The proc->addMemory(new_mem); interface survives this change, so I'd guess some of the noise is from pulling kernarg allocation out of the ATMI infra while leaving GPU allocation within it.

openmp/libomptarget/plugins/amdgpu/src/rtl.cpp
75

not keen on extern declarations in source (I know there's a print kernel trace one there already...), can we move this global definition into rtl.cpp, or failing that put the extern declaration in some header shared with the file that does define it?
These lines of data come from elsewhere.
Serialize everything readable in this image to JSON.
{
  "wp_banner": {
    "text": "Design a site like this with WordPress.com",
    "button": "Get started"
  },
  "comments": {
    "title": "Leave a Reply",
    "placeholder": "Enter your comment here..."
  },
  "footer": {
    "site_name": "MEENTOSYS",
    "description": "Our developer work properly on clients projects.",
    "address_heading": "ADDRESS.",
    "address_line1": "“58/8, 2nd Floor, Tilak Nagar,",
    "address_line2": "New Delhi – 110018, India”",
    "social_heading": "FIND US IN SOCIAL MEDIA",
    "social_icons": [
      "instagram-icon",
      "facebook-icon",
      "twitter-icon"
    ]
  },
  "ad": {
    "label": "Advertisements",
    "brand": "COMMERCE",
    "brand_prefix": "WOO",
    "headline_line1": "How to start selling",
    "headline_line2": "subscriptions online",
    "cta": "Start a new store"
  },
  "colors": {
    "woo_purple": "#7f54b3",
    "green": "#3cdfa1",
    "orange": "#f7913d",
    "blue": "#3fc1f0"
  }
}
pdhaliwal updated this revision to Diff 349806.Jun 4 2021, 3:48 AM

Addressed review comments.

  • Keeping only single memory pool as that was the only one being used.
  • Removed extern in favor of already declared on in machine.h
pdhaliwal marked an inline comment as done.Jun 4 2021, 3:48 AM
pdhaliwal updated this revision to Diff 349807.Jun 4 2021, 3:49 AM

Remove comment.

JonChesterfield accepted this revision.Jun 4 2021, 5:24 AM

That worked out cleanly, thanks. The temporary vector used to indicate failure with .empty is slightly unusual but obviously works.

This revision is now accepted and ready to land.Jun 4 2021, 5:24 AM
This revision was landed with ongoing or failed builds.Jun 6 2021, 11:41 PM
This revision was automatically updated to reflect the committed changes.